Designing with empathy requires understanding the perspectives and challenges of learners. It is crucial to avoid assumptions and be open to diverse perspectives to deconstruct biases. Ensuring inclusivity means considering the needs of all learners, including those with disabilities. Creating detailed representations of different learner groups, known as learning personas, helps tailor educational content. Group activities, such as brainstorming sessions, focus groups, and feedback circles, are effective methods for gathering insights about learner needs.

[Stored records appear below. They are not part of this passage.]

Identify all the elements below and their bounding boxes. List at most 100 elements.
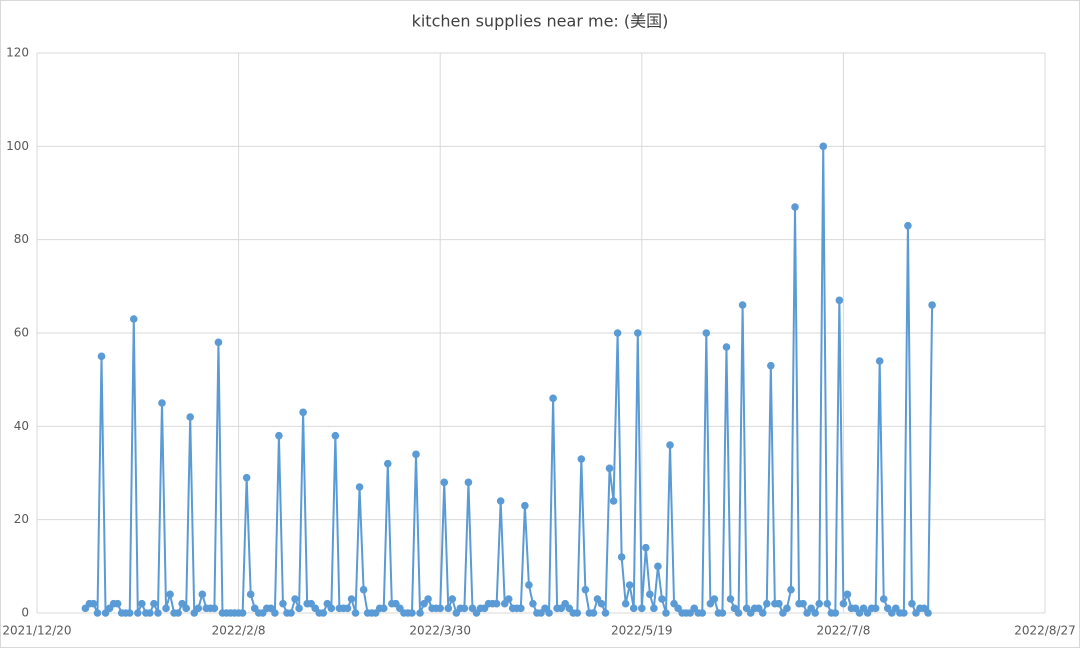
data-point [129, 315, 138, 323]
data-point [597, 599, 606, 608]
data-point [642, 543, 650, 552]
data-point [464, 478, 473, 487]
data-point [444, 604, 453, 613]
data-point [424, 595, 432, 603]
y-tick-label: 80 [14, 232, 29, 246]
x-tick-label: 2022/7/8 [816, 624, 870, 638]
data-point [319, 609, 328, 617]
data-point [166, 590, 174, 599]
data-point [928, 301, 936, 309]
data-point [517, 604, 525, 613]
data-point [900, 609, 908, 617]
data-point [734, 609, 743, 617]
data-point [355, 483, 364, 491]
data-point [549, 394, 557, 403]
data-point [654, 562, 662, 571]
data-point [327, 604, 336, 613]
data-point [783, 604, 791, 613]
data-point [791, 203, 799, 211]
data-point [331, 431, 340, 440]
data-point [89, 599, 98, 608]
data-point [573, 609, 582, 617]
data-point [718, 609, 727, 617]
data-point [186, 413, 195, 421]
data-point [347, 595, 356, 603]
y-tick-label: 20 [14, 512, 29, 526]
data-point [823, 599, 832, 608]
data-point [875, 357, 884, 365]
data-point [609, 497, 618, 505]
data-point [621, 599, 630, 608]
y-tick-label: 0 [21, 606, 29, 620]
data-point [646, 590, 654, 599]
data-point [359, 585, 368, 594]
data-point [440, 478, 449, 487]
x-tick-label: 2022/8/27 [1014, 624, 1076, 638]
data-point [93, 609, 102, 617]
data-point [299, 408, 307, 417]
data-point [839, 599, 848, 608]
data-point [146, 609, 154, 617]
data-point [605, 464, 614, 473]
data-point [767, 361, 775, 370]
data-point [182, 604, 190, 613]
data-point [633, 329, 642, 337]
data-point [521, 501, 529, 510]
data-point [799, 599, 807, 608]
data-point [379, 604, 388, 613]
data-point [638, 604, 646, 613]
data-point [242, 473, 251, 482]
data-point [843, 590, 852, 599]
data-point [831, 609, 840, 617]
data-point [154, 609, 162, 617]
data-point [758, 609, 767, 617]
data-point [351, 609, 360, 617]
data-point [113, 599, 122, 608]
data-point [162, 604, 170, 613]
data-point [589, 609, 598, 617]
data-point [775, 599, 783, 608]
data-point [412, 450, 420, 459]
data-point [436, 604, 445, 613]
data-point [383, 459, 392, 468]
data-point [174, 609, 182, 617]
data-point [650, 604, 658, 613]
data-point [545, 609, 553, 617]
data-point [762, 599, 771, 608]
data-point [908, 599, 916, 608]
data-point [97, 352, 106, 361]
data-point [601, 609, 610, 617]
data-point [662, 609, 670, 617]
y-tick-label: 120 [6, 46, 29, 60]
data-point [492, 599, 501, 608]
data-point [658, 595, 666, 603]
data-point [525, 581, 533, 589]
data-point [194, 604, 203, 613]
y-tick-label: 100 [6, 139, 29, 153]
data-point [448, 595, 457, 603]
data-point [625, 581, 634, 589]
data-point [904, 221, 912, 230]
data-point [214, 338, 223, 347]
data-point [210, 604, 219, 613]
data-point [275, 431, 283, 440]
data-point [287, 609, 295, 617]
data-point [617, 553, 626, 561]
data-point [291, 595, 299, 603]
x-tick-label: 2022/5/19 [611, 624, 673, 638]
data-point [698, 609, 707, 617]
data-point [666, 441, 674, 449]
data-point [871, 604, 880, 613]
data-point [879, 595, 888, 603]
data-point [125, 609, 134, 617]
data-point [835, 296, 844, 305]
data-point [819, 142, 828, 151]
data-point [408, 609, 416, 617]
data-point [343, 604, 352, 613]
data-point [504, 595, 513, 603]
data-point [581, 585, 590, 594]
data-point [295, 604, 303, 613]
data-point [279, 599, 287, 608]
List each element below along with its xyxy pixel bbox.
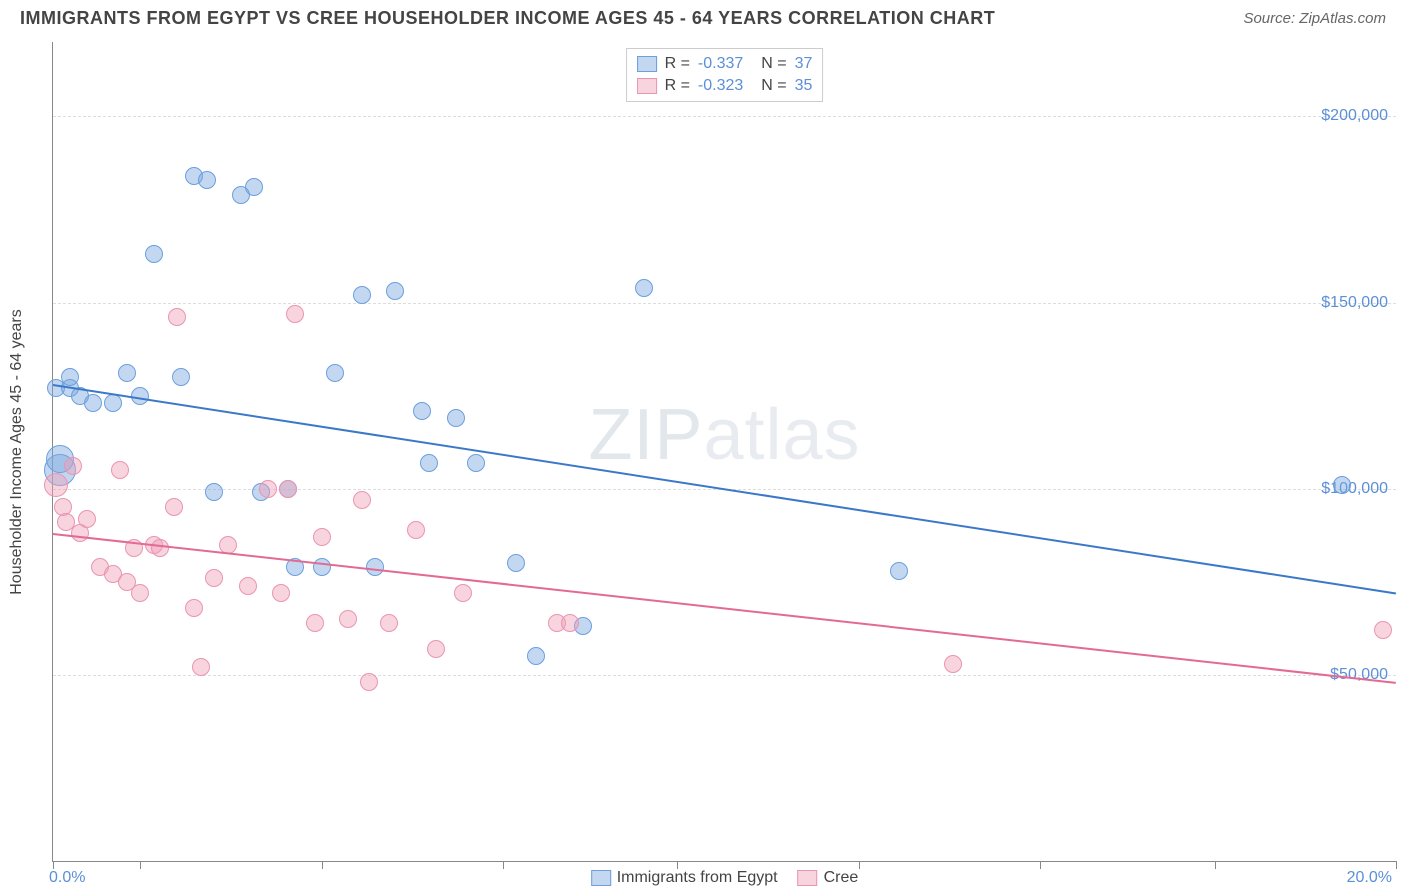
data-point <box>272 584 290 602</box>
legend-item-1: Immigrants from Egypt <box>591 869 778 887</box>
x-axis-tick <box>140 861 141 869</box>
y-axis-tick-label: $200,000 <box>1321 107 1388 125</box>
data-point <box>165 498 183 516</box>
data-point <box>407 521 425 539</box>
y-axis-tick-label: $150,000 <box>1321 294 1388 312</box>
data-point <box>104 394 122 412</box>
data-point <box>78 510 96 528</box>
x-axis-tick <box>322 861 323 869</box>
legend-row-series-2: R = -0.323 N = 35 <box>637 75 813 97</box>
data-point <box>205 483 223 501</box>
data-point <box>118 364 136 382</box>
data-point <box>111 461 129 479</box>
data-point <box>420 454 438 472</box>
data-point <box>353 286 371 304</box>
x-axis-label-left: 0.0% <box>49 869 85 887</box>
data-point <box>454 584 472 602</box>
y-axis-tick-label: $100,000 <box>1321 480 1388 498</box>
legend-swatch-1 <box>637 56 657 72</box>
chart-area: Householder Income Ages 45 - 64 years ZI… <box>52 42 1396 862</box>
gridline <box>53 675 1396 676</box>
correlation-legend: R = -0.337 N = 37 R = -0.323 N = 35 <box>626 48 824 102</box>
source-attribution: Source: ZipAtlas.com <box>1243 10 1386 27</box>
legend-item-2: Cree <box>798 869 859 887</box>
data-point <box>239 577 257 595</box>
data-point <box>151 539 169 557</box>
data-point <box>61 368 79 386</box>
data-point <box>64 457 82 475</box>
data-point <box>198 171 216 189</box>
data-point <box>185 599 203 617</box>
legend-swatch-bottom-1 <box>591 870 611 886</box>
x-axis-tick <box>53 861 54 869</box>
data-point <box>427 640 445 658</box>
y-axis-title: Householder Income Ages 45 - 64 years <box>8 309 26 595</box>
gridline <box>53 303 1396 304</box>
x-axis-tick <box>1040 861 1041 869</box>
x-axis-tick <box>503 861 504 869</box>
data-point <box>245 178 263 196</box>
data-point <box>1374 621 1392 639</box>
data-point <box>145 245 163 263</box>
data-point <box>413 402 431 420</box>
data-point <box>635 279 653 297</box>
data-point <box>447 409 465 427</box>
trend-line <box>53 533 1396 684</box>
legend-swatch-2 <box>637 78 657 94</box>
data-point <box>386 282 404 300</box>
data-point <box>172 368 190 386</box>
data-point <box>168 308 186 326</box>
x-axis-tick <box>859 861 860 869</box>
data-point <box>313 558 331 576</box>
data-point <box>326 364 344 382</box>
data-point <box>192 658 210 676</box>
data-point <box>890 562 908 580</box>
data-point <box>84 394 102 412</box>
data-point <box>944 655 962 673</box>
gridline <box>53 116 1396 117</box>
data-point <box>339 610 357 628</box>
data-point <box>279 480 297 498</box>
x-axis-tick <box>1215 861 1216 869</box>
data-point <box>313 528 331 546</box>
data-point <box>527 647 545 665</box>
data-point <box>561 614 579 632</box>
legend-row-series-1: R = -0.337 N = 37 <box>637 53 813 75</box>
x-axis-tick <box>677 861 678 869</box>
data-point <box>366 558 384 576</box>
x-axis-label-right: 20.0% <box>1347 869 1392 887</box>
data-point <box>467 454 485 472</box>
data-point <box>205 569 223 587</box>
legend-swatch-bottom-2 <box>798 870 818 886</box>
data-point <box>131 584 149 602</box>
plot-region: $50,000$100,000$150,000$200,000 <box>53 42 1396 861</box>
data-point <box>353 491 371 509</box>
data-point <box>286 305 304 323</box>
series-legend: Immigrants from Egypt Cree <box>591 869 859 887</box>
data-point <box>306 614 324 632</box>
x-axis-tick <box>1396 861 1397 869</box>
data-point <box>1333 476 1351 494</box>
data-point <box>259 480 277 498</box>
chart-title: IMMIGRANTS FROM EGYPT VS CREE HOUSEHOLDE… <box>20 8 995 29</box>
data-point <box>507 554 525 572</box>
data-point <box>360 673 378 691</box>
data-point <box>44 473 68 497</box>
data-point <box>380 614 398 632</box>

To effectively identify learners’ needs, educators should have access to and utilize specific Competency Profiles and Professional Standards relevant to their field of instruction. We focused on the competency-based approach that combines skills, knowledge, and behaviors needed to perform tasks effectively, focusing on outcomes, personalization, continuous improvement, real-world relevance, and clear competency definitions. The T-shaped competency framework combines deep expertise in one area with broad knowledge across multiple areas.
Finally, we described the role of various accreditation bodies to ensure standardization, quality, and ethical practices in data science and AI. We provided ‘The AdvanceHE Professional Standards Framework’ as a case study, to outline professional values, core knowledge, and areas of activity essential for educators in higher education in the UK.